Re: THEORY: Adpositional Heads
From: | Isidora Zamora <isidora@...> |
Date: | Thursday, September 11, 2003, 17:14 |
At 04:52 PM 9/10/03 -0700, you wrote:
>Isidora Zamora wrote:
> > In this particular case, the prepositional phrase is adverbial. It
> > modifies "saw." I saw a man *where*? I saw a man *in the house.*
>
>That doesn't clarify anything. You don't say whether the act of seeing
>occurs where the seeing person is or where the seen person is or where
>they both are. Maybe your native language has a built-in supposition of
>where seeing occurs -- but English doesn't!

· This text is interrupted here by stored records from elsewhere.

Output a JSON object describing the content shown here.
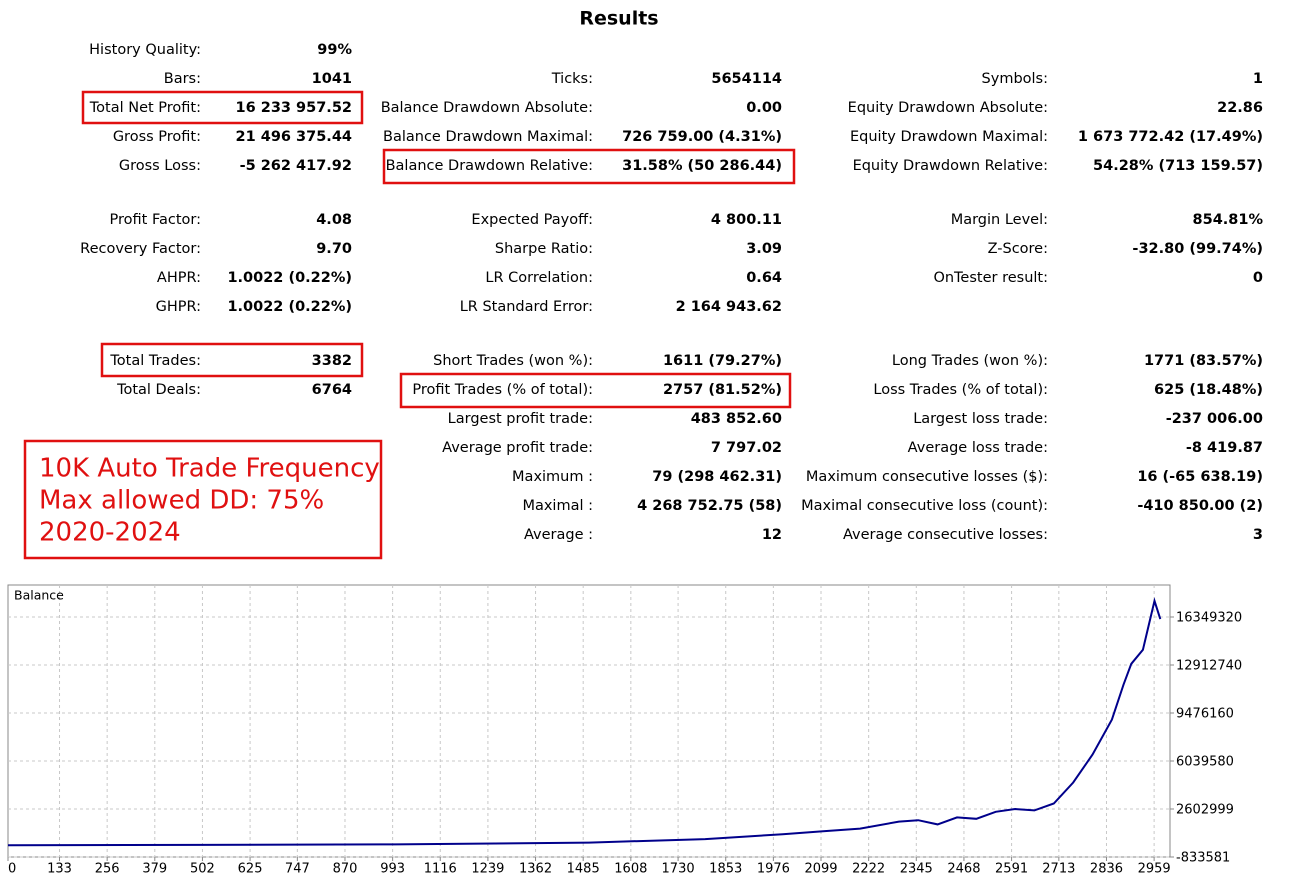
{
  "results": {
    "title": "Results",
    "rows": [
      [
        [
          "History Quality:",
          "99%"
        ],
        null,
        null
      ],
      [
        [
          "Bars:",
          "1041"
        ],
        [
          "Ticks:",
          "5654114"
        ],
        [
          "Symbols:",
          "1"
        ]
      ],
      [
        [
          "Total Net Profit:",
          "16 233 957.52"
        ],
        [
          "Balance Drawdown Absolute:",
          "0.00"
        ],
        [
          "Equity Drawdown Absolute:",
          "22.86"
        ]
      ],
      [
        [
          "Gross Profit:",
          "21 496 375.44"
        ],
        [
          "Balance Drawdown Maximal:",
          "726 759.00 (4.31%)"
        ],
        [
          "Equity Drawdown Maximal:",
          "1 673 772.42 (17.49%)"
        ]
      ],
      [
        [
          "Gross Loss:",
          "-5 262 417.92"
        ],
        [
          "Balance Drawdown Relative:",
          "31.58% (50 286.44)"
        ],
        [
          "Equity Drawdown Relative:",
          "54.28% (713 159.57)"
        ]
      ],
      [
        [
          "Profit Factor:",
          "4.08"
        ],
        [
          "Expected Payoff:",
          "4 800.11"
        ],
        [
          "Margin Level:",
          "854.81%"
        ]
      ],
      [
        [
          "Recovery Factor:",
          "9.70"
        ],
        [
          "Sharpe Ratio:",
          "3.09"
        ],
        [
          "Z-Score:",
          "-32.80 (99.74%)"
        ]
      ],
      [
        [
          "AHPR:",
          "1.0022 (0.22%)"
        ],
        [
          "LR Correlation:",
          "0.64"
        ],
        [
          "OnTester result:",
          "0"
        ]
      ],
      [
        [
          "GHPR:",
          "1.0022 (0.22%)"
        ],
        [
          "LR Standard Error:",
          "2 164 943.62"
        ],
        null
      ],
      [
        [
          "Total Trades:",
          "3382"
        ],
        [
          "Short Trades (won %):",
          "1611 (79.27%)"
        ],
        [
          "Long Trades (won %):",
          "1771 (83.57%)"
        ]
      ],
      [
        [
          "Total Deals:",
          "6764"
        ],
        [
          "Profit Trades (% of total):",
          "2757 (81.52%)"
        ],
        [
          "Loss Trades (% of total):",
          "625 (18.48%)"
        ]
      ],
      [
        null,
        [
          "Largest profit trade:",
          "483 852.60"
        ],
        [
          "Largest loss trade:",
          "-237 006.00"
        ]
      ],
      [
        null,
        [
          "Average profit trade:",
          "7 797.02"
        ],
        [
          "Average loss trade:",
          "-8 419.87"
        ]
      ],
      [
        null,
        [
          "Maximum :",
          "79 (298 462.31)"
        ],
        [
          "Maximum consecutive losses ($):",
          "16 (-65 638.19)"
        ]
      ],
      [
        null,
        [
          "Maximal :",
          "4 268 752.75 (58)"
        ],
        [
          "Maximal consecutive loss (count):",
          "-410 850.00 (2)"
        ]
      ],
      [
        null,
        [
          "Average :",
          "12"
        ],
        [
          "Average consecutive losses:",
          "3"
        ]
      ]
    ]
  },
  "annotation": [
    "10K Auto Trade Frequency",
    "Max allowed DD: 75%",
    "2020-2024"
  ],
  "chart_data": {
    "type": "line",
    "title": "Balance",
    "color": "#00008b",
    "grid": true,
    "x": [
      0,
      500,
      1000,
      1500,
      1800,
      2000,
      2100,
      2200,
      2300,
      2350,
      2400,
      2450,
      2500,
      2550,
      2600,
      2650,
      2700,
      2750,
      2800,
      2850,
      2880,
      2900,
      2930,
      2960,
      2975
    ],
    "values": [
      10000,
      30000,
      70000,
      200000,
      450000,
      800000,
      1000000,
      1200000,
      1700000,
      1800000,
      1500000,
      2000000,
      1900000,
      2400000,
      2600000,
      2500000,
      3000000,
      4500000,
      6500000,
      9000000,
      11500000,
      13000000,
      14000000,
      17500000,
      16200000
    ],
    "xlim": [
      0,
      3000
    ],
    "xticks": [
      0,
      133,
      256,
      379,
      502,
      625,
      747,
      870,
      993,
      1116,
      1239,
      1362,
      1485,
      1608,
      1730,
      1853,
      1976,
      2099,
      2222,
      2345,
      2468,
      2591,
      2713,
      2836,
      2959
    ],
    "ylim": [
      -833581,
      18640000
    ],
    "yticks": [
      -833581,
      2602999,
      6039580,
      9476160,
      12912740,
      16349320
    ]
  }
}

My only native language is English.
I was basing what I said on what I have been teaching my daughter about
(English) sentence diagramming from a textbook on diagramming.

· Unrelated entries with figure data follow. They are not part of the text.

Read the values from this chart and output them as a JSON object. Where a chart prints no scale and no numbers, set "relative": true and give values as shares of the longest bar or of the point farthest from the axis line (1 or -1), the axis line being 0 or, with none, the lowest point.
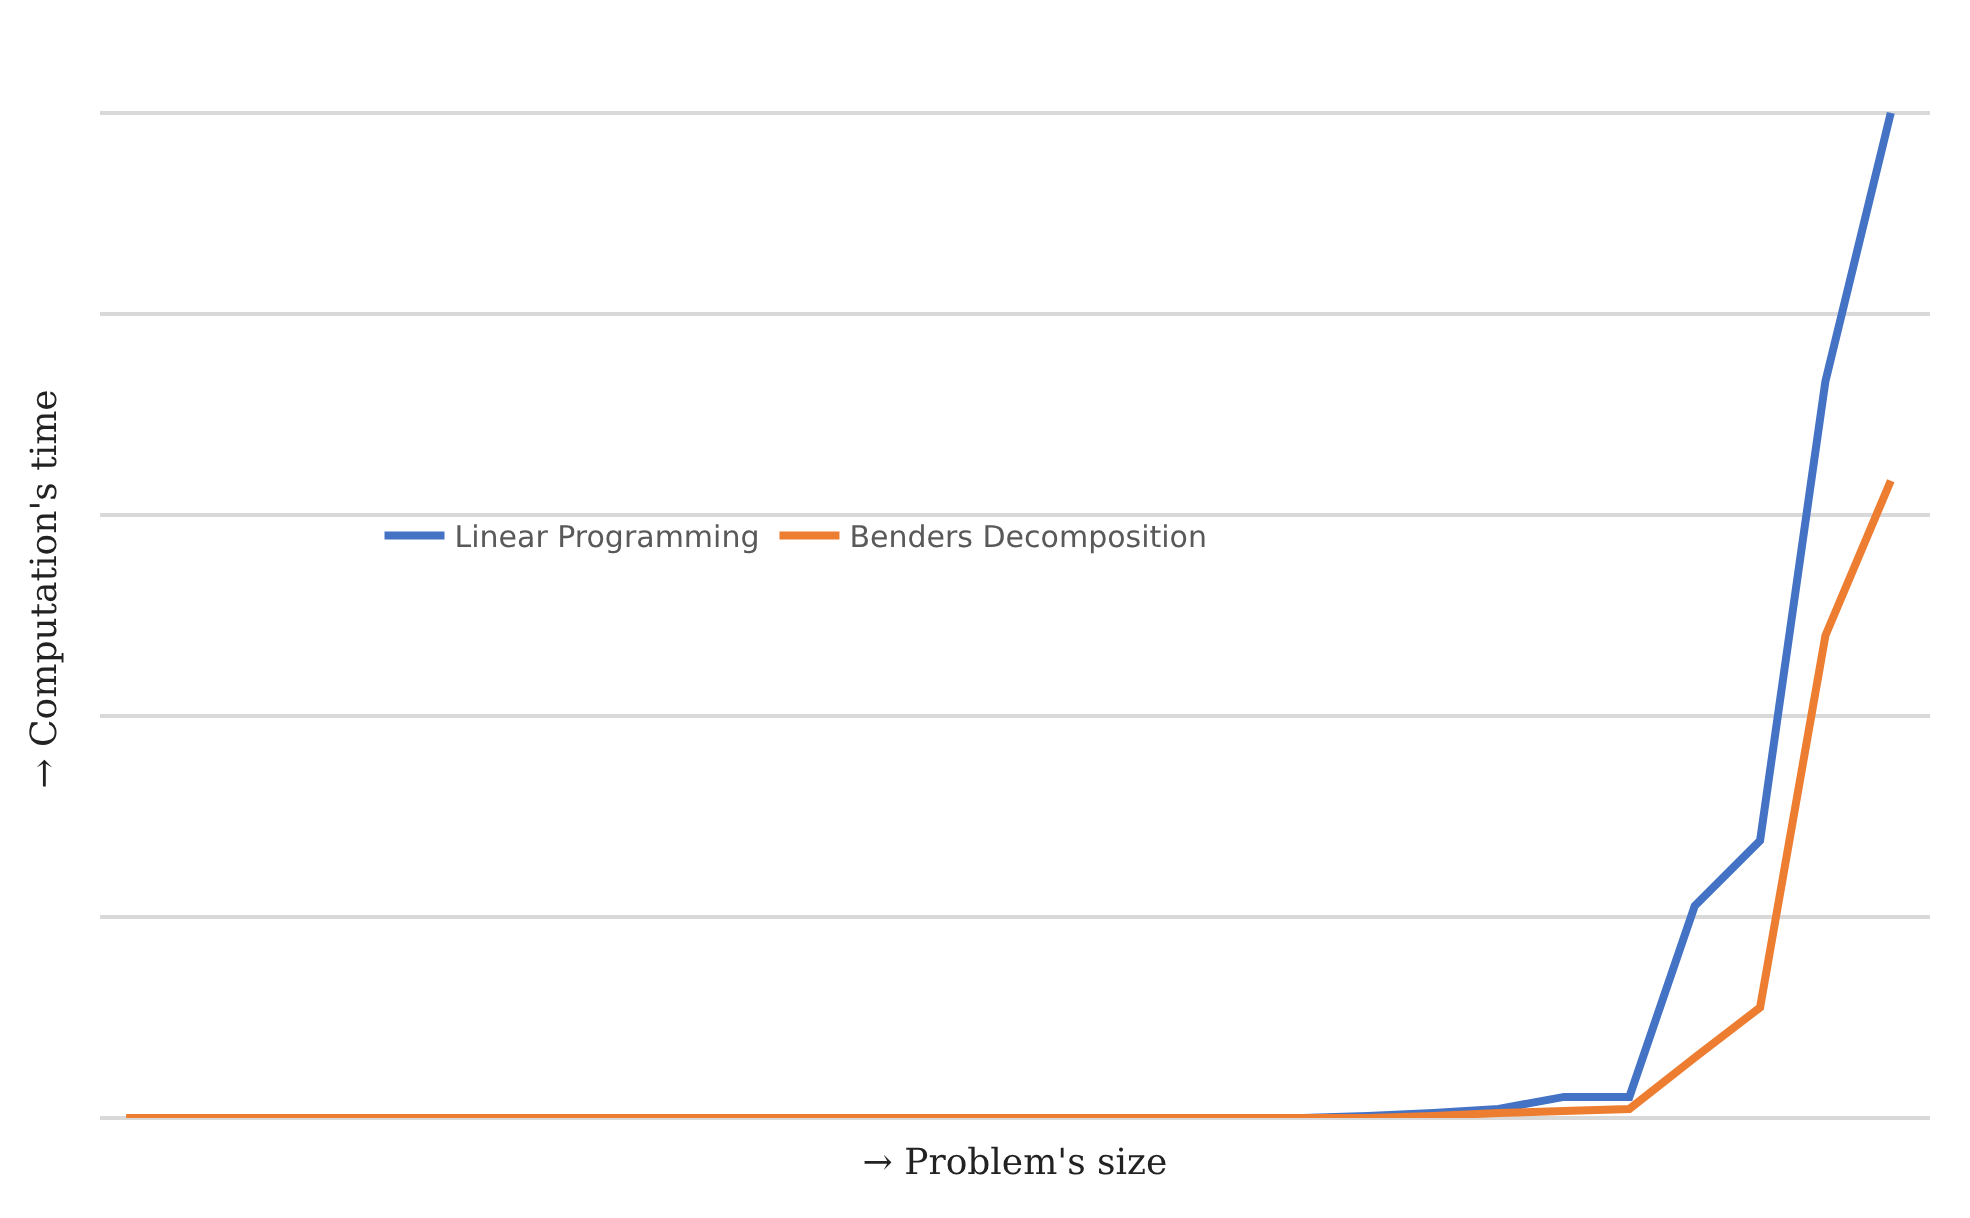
{
  "chart_data": {
    "type": "line",
    "relative": true,
    "xlabel": "→ Problem's size",
    "ylabel": "→ Computation's time",
    "categories": [
      null,
      null,
      null,
      null,
      null,
      null,
      null,
      null,
      null,
      null,
      null,
      null,
      null,
      null,
      null,
      null,
      null,
      null,
      null,
      null,
      null,
      null,
      null,
      null,
      null,
      null,
      null,
      null
    ],
    "series": [
      {
        "name": "Linear Programming",
        "color": "#4472c4",
        "values": [
          null,
          null,
          null,
          null,
          null,
          null,
          null,
          null,
          null,
          null,
          null,
          null,
          null,
          null,
          null,
          null,
          null,
          null,
          0,
          0.002,
          0.005,
          0.009,
          0.021,
          0.021,
          0.211,
          0.276,
          0.733,
          1
        ]
      },
      {
        "name": "Benders Decomposition",
        "color": "#ed7d31",
        "values": [
          0,
          0,
          0,
          0,
          0,
          0,
          0,
          0,
          0,
          0,
          0,
          0,
          0,
          0,
          0,
          0,
          0,
          0,
          0,
          0,
          0.002,
          0.005,
          0.007,
          0.009,
          0.06,
          0.11,
          0.48,
          0.634
        ]
      }
    ],
    "grid": "y",
    "legend": "left",
    "marker": "none",
    "line_style": "solid"
  }
}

Now that I look at the example sentence more carefully, though, I can see
that there is, in fact, an ambiguity as to whether I [saw in the house] a
man or whether it was [a man in the house] that I saw. Sorry for adding to
the confusion.
I don't think that it is possible to resolve the ambiguity of this example
in English, at least not without jumping through some extrordinary
hoops. But I also have the instinct that most English speakers will never
notice the ambiguity, unless they are called upon to formally parse the
sentence in some manner (such as diagramming.)
Does the sentence "I saw a man in the house." create any ambiguity in other
languages as to whether the prepositional phrase is adverbial or
adjectival? Is this ambiguity a problem? If so, how can it be disambiguated?